Wah, itu artinya dia, pria tangguh.
Seperti politisi yang selalu menghitung, Poilievre langsung mengecam Trudeau karena tidak sadar karena “Presiden Trump telah membicarakannya selama bertahun-tahun saat kampanye”.
Menurut Poilievre, penjahat dalam drama perdagangan ini bukanlah Trump – seorang terpidana penjahat – namun perdana menteri Kanada yang mengunjungi Trump di resornya di Florida Mar-a-Lago pada hari Jumat untuk memperbaiki, maafkan saya, hubungan tersebut.
Trump seharusnya menunjuk Poilievre sebagai duta besar AS berikutnya untuk Kanada mengingat betapa bersemangatnya pekerjaan yang dia lakukan untuk membantu presiden terpilih yang melakukan intimidasi tersebut.
Poilievre menghabiskan beberapa menit berikutnya untuk mendaur ulang garis serangan standarnya yang sekarang memfitnah Trudeau.
Dia tidak melontarkan kata-kata kecaman lagi terhadap Trump.

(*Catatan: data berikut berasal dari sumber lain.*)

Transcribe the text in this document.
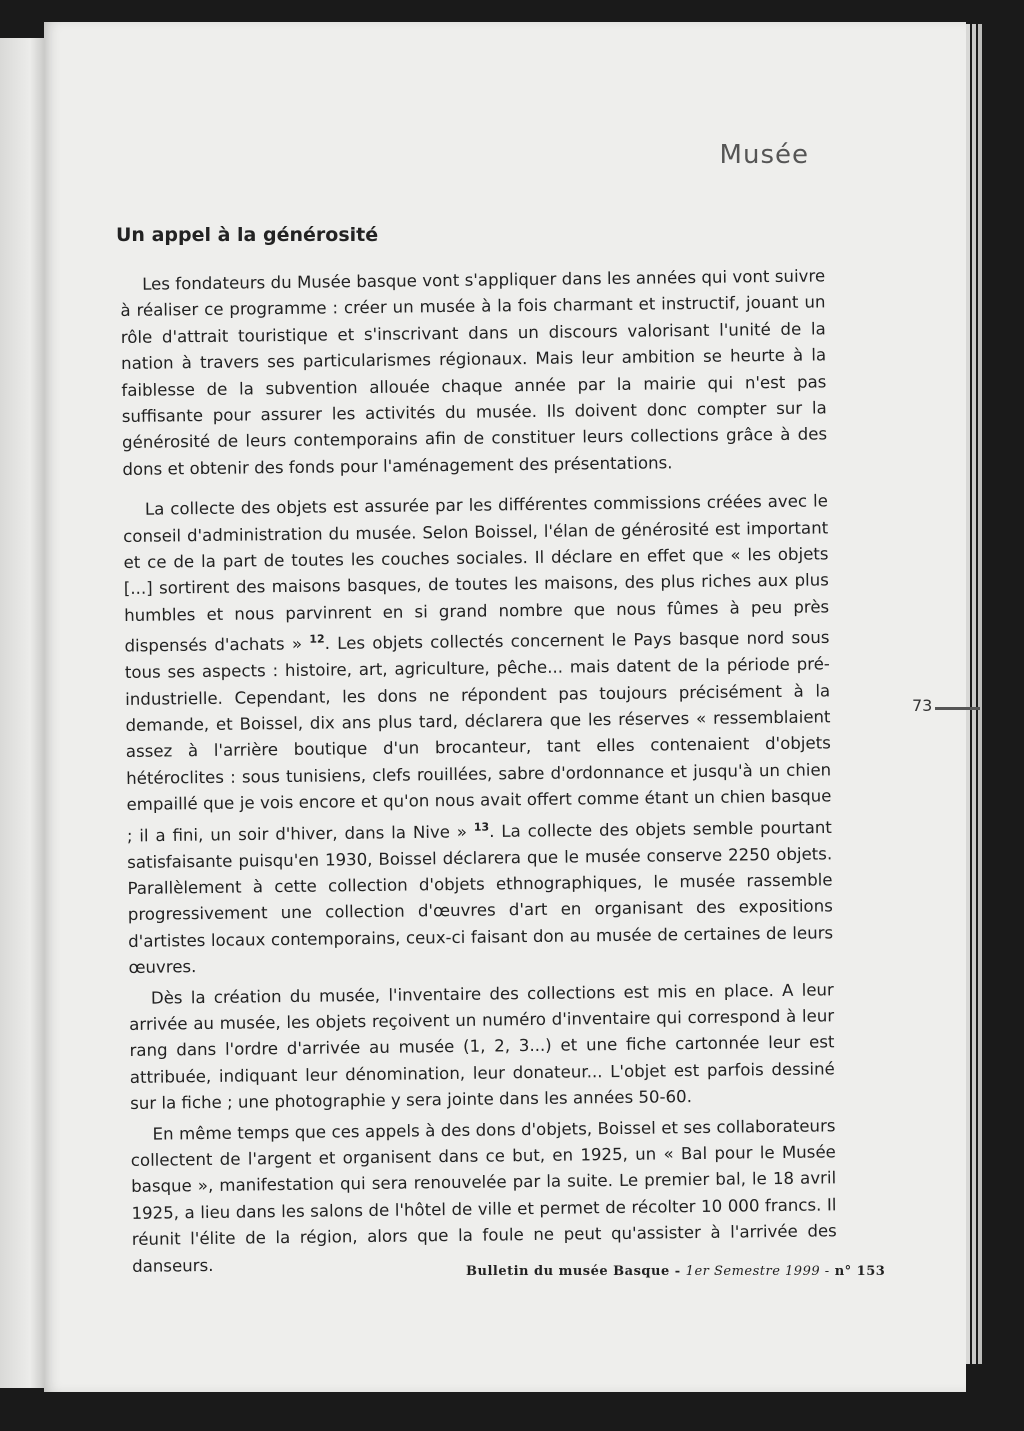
Musée
Un appel à la générosité

Les fondateurs du Musée basque vont s'appliquer dans les années qui vont suivre à réaliser ce programme : créer un musée à la fois charmant et instructif, jouant un rôle d'attrait touristique et s'inscrivant dans un discours valorisant l'unité de la nation à travers ses particularismes régionaux. Mais leur ambition se heurte à la faiblesse de la subvention allouée chaque année par la mairie qui n'est pas suffisante pour assurer les activités du musée. Ils doivent donc compter sur la générosité de leurs contemporains afin de constituer leurs collections grâce à des dons et obtenir des fonds pour l'aménagement des présentations.

La collecte des objets est assurée par les différentes commissions créées avec le conseil d'administration du musée. Selon Boissel, l'élan de générosité est important et ce de la part de toutes les couches sociales. Il déclare en effet que « les objets [...] sortirent des maisons basques, de toutes les maisons, des plus riches aux plus humbles et nous parvinrent en si grand nombre que nous fûmes à peu près dispensés d'achats » $^{12}$. Les objets collectés concernent le Pays basque nord sous tous ses aspects : histoire, art, agriculture, pêche... mais datent de la période pré-industrielle. Cependant, les dons ne répondent pas toujours précisément à la demande, et Boissel, dix ans plus tard, déclarera que les réserves « ressemblaient assez à l'arrière boutique d'un brocanteur, tant elles contenaient d'objets hétéroclites : sous tunisiens, clefs rouillées, sabre d'ordonnance et jusqu'à un chien empaillé que je vois encore et qu'on nous avait offert comme étant un chien basque ; il a fini, un soir d'hiver, dans la Nive » $^{13}$. La collecte des objets semble pourtant satisfaisante puisqu'en 1930, Boissel déclarera que le musée conserve 2250 objets. Parallèlement à cette collection d'objets ethnographiques, le musée rassemble progressivement une collection d'œuvres d'art en organisant des expositions d'artistes locaux contemporains, ceux-ci faisant don au musée de certaines de leurs œuvres.

Dès la création du musée, l'inventaire des collections est mis en place. A leur arrivée au musée, les objets reçoivent un numéro d'inventaire qui correspond à leur rang dans l'ordre d'arrivée au musée (1, 2, 3...) et une fiche cartonnée leur est attribuée, indiquant leur dénomination, leur donateur... L'objet est parfois dessiné sur la fiche ; une photographie y sera jointe dans les années 50-60.

En même temps que ces appels à des dons d'objets, Boissel et ses collaborateurs collectent de l'argent et organisent dans ce but, en 1925, un « Bal pour le Musée basque », manifestation qui sera renouvelée par la suite. Le premier bal, le 18 avril 1925, a lieu dans les salons de l'hôtel de ville et permet de récolter 10 000 francs. Il réunit l'élite de la région, alors que la foule ne peut qu'assister à l'arrivée des danseurs.

73
Bulletin du musée Basque - 1er Semestre 1999 - n° 153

Hebatnya, dia membela presiden terpilih.
“Begini, Presiden Trump mempunyai hak untuk mengutamakan pekerjanya dan keamanan negaranya,” kata fanboy MAGA tersebut.
Pierre Poilievre adalah mini-me Donald Trump di Kanada. Sungguh sebuah bencana yang akan dihadapi oleh kedua negara dalam waktu dekat.
Pandangan yang diungkapkan dalam artikel ini adalah milik penulis dan tidak mencerminkan sikap editorial Al Jazeera.